Wednesday, January 15, 2014

Insect from down under attacking Hawaiian naio



An invasive insect from Australia by way of California is severely damaging one of Hawai`i`s prized native plants, the naio or false sandalwood.

The pest is a thrips, a class of tiny sucking insects that puncture plants and suck their fluids, and which in the process can disfigure and weaken the plants. The bug, Klambothrips myopori, only feeds on species of myoporum, of which naio is one.

(Image: The youngest leaves of the naio and severely disfigured by attacks from the alien thrips pest. Credit: Hawaii Department of Agriculture.)

So far, they are mainly on the Big Island, and naturalists are trying to control their spread.

The start of the Hawaiian naio dilemma is described in a2009 Hawai`i Department of Agriculture paper by Patrick Conant, Clyde K. Hirayama, Monica I. Lee, Cheryl L. Young, and Ronald A. Heu.

The authors note that Hawaiian naio’s young leaves are severely deformed by the thrips.

New Zealand ecologist Jon J. Sullivan outlines the problemin a paper in the journal Biological Invasions.

It all started long ago when a New Zealand relative of the naio, called ngaio in New Zealand and Myoporum laetum to science, was imported to California as an ornamental plant, and then escaped cultivation and became a weed. 

The thrips, a tiny, thin, black,winged insect, doesn’t occur in New Zealand, but does occur in Tasmania, an island south of the continent of Australia, on a different myoporum that presumably tolerates the pest. 

In 2005, the thrips showed up in California, and since then in rapid order it has killed off half the Myoporum laetum in California and has defoliated many of the rest. To Californians worried about the spread of the myoporum, it was considered an inadvertent but fortuitous form of biological control of a weed.

A University of California-Riverside Center for Invasive Species Research outlines the scope of the California problem.

Then in December 2008, it showed up on Hawai`i island. The Hawaiian Myoporum sandwicense is clearly susceptible to the thrips attack.

“Initial indications are that K. myopori populations are also starting a sustained outbreaking in Hawai`i on native, and presumably more genetically diverse, M. sandwicense, and plants are again being defoliated and killed,” Sullivan wrote, citing a report by the state Department of Land and Natural Resources.

The big problem in all this, Sullivan says, is national borders that are “leaky” to biological invasion.

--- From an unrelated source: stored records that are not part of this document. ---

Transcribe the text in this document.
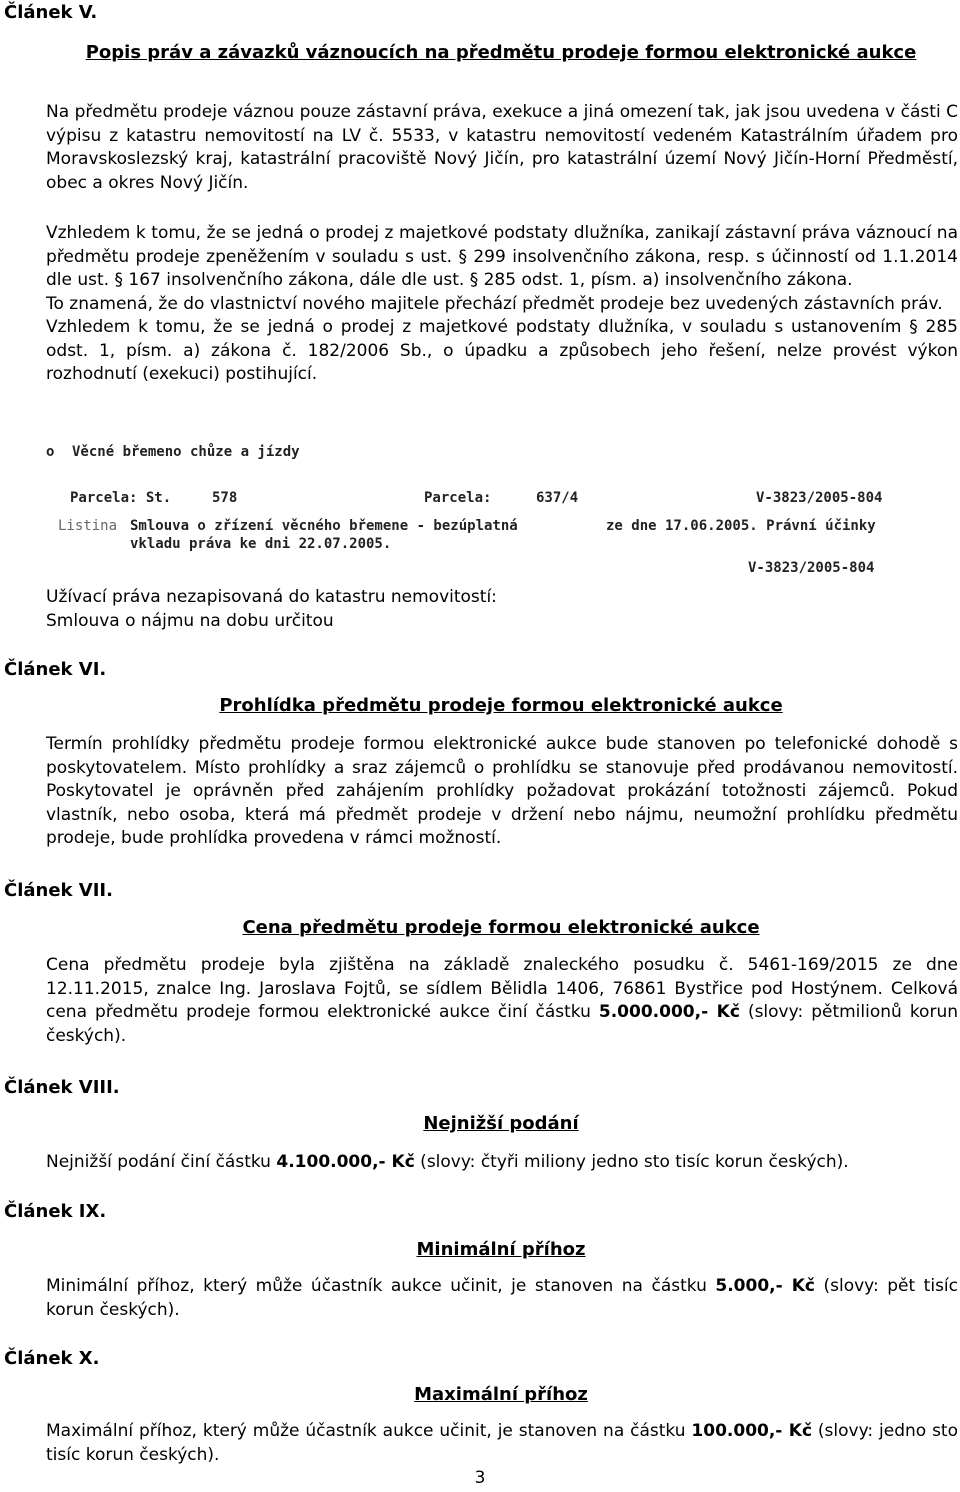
Článek V.
Popis práv a závazků váznoucích na předmětu prodeje formou elektronické aukce

Na předmětu prodeje váznou pouze zástavní práva, exekuce a jiná omezení tak, jak jsou uvedena v části C výpisu z katastru nemovitostí na LV č. 5533, v katastru nemovitostí vedeném Katastrálním úřadem pro Moravskoslezský kraj, katastrální pracoviště Nový Jičín, pro katastrální území Nový Jičín-Horní Předměstí, obec a okres Nový Jičín.

Vzhledem k tomu, že se jedná o prodej z majetkové podstaty dlužníka, zanikají zástavní práva váznoucí na předmětu prodeje zpeněžením v souladu s ust. § 299 insolvenčního zákona, resp. s účinností od 1.1.2014 dle ust. § 167 insolvenčního zákona, dále dle ust. § 285 odst. 1, písm. a) insolvenčního zákona.

To znamená, že do vlastnictví nového majitele přechází předmět prodeje bez uvedených zástavních práv.

Vzhledem k tomu, že se jedná o prodej z majetkové podstaty dlužníka, v souladu s ustanovením § 285 odst. 1, písm. a) zákona č. 182/2006 Sb., o úpadku a způsobech jeho řešení, nelze provést výkon rozhodnutí (exekuci) postihující.

o Věcné břemeno chůze a jízdy
Parcela: St.	578	Parcela:	637/4	V-3823/2005-804
Listina Smlouva o zřízení věcného břemene - bezúplatná	ze dne 17.06.2005. Právní účinky
vkladu práva ke dni 22.07.2005.
V-3823/2005-804

Užívací práva nezapisovaná do katastru nemovitostí:

Smlouva o nájmu na dobu určitou

Článek VI.
Prohlídka předmětu prodeje formou elektronické aukce

Termín prohlídky předmětu prodeje formou elektronické aukce bude stanoven po telefonické dohodě s poskytovatelem. Místo prohlídky a sraz zájemců o prohlídku se stanovuje před prodávanou nemovitostí. Poskytovatel je oprávněn před zahájením prohlídky požadovat prokázání totožnosti zájemců. Pokud vlastník, nebo osoba, která má předmět prodeje v držení nebo nájmu, neumožní prohlídku předmětu prodeje, bude prohlídka provedena v rámci možností.

Článek VII.
Cena předmětu prodeje formou elektronické aukce

Cena předmětu prodeje byla zjištěna na základě znaleckého posudku č. 5461-169/2015 ze dne 12.11.2015, znalce Ing. Jaroslava Fojtů, se sídlem Bělidla 1406, 76861 Bystřice pod Hostýnem. Celková cena předmětu prodeje formou elektronické aukce činí částku 5.000.000,- Kč (slovy: pětmilionů korun českých).

Článek VIII.
Nejnižší podání

Nejnižší podání činí částku 4.100.000,- Kč (slovy: čtyři miliony jedno sto tisíc korun českých).

Článek IX.
Minimální příhoz

Minimální příhoz, který může účastník aukce učinit, je stanoven na částku 5.000,- Kč (slovy: pět tisíc korun českých).

Článek X.
Maximální příhoz

Maximální příhoz, který může účastník aukce učinit, je stanoven na částku 100.000,- Kč (slovy: jedno sto tisíc korun českých).

3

“It is…hard to imagine how it could have been predicted that a previously unknown and uncommon Tasmanian insect would cause a mass dieback of a New Zealand native plant in California,” he said.

Or, for that matter, that the same insect would find a host among the native plants of Hawai`i. 

The Hawaiian naio attack continues and is growing, according to a paper, “Assessing the impacts of an invasive thrips (Klambothrips myopori) infestation on native Myoporum in Hawaii,” by Cynthia King, Robert Hauff, Leyla Kaufman and Mark Wright. They are with the state Division or Forestry and Wildlife and the University of Hawai`i-Manoa Department of Plant and Environmental Protection Sciences.


Scientists are hoping that natural enemies like small wasps, will help them gain control over the thrips expansion.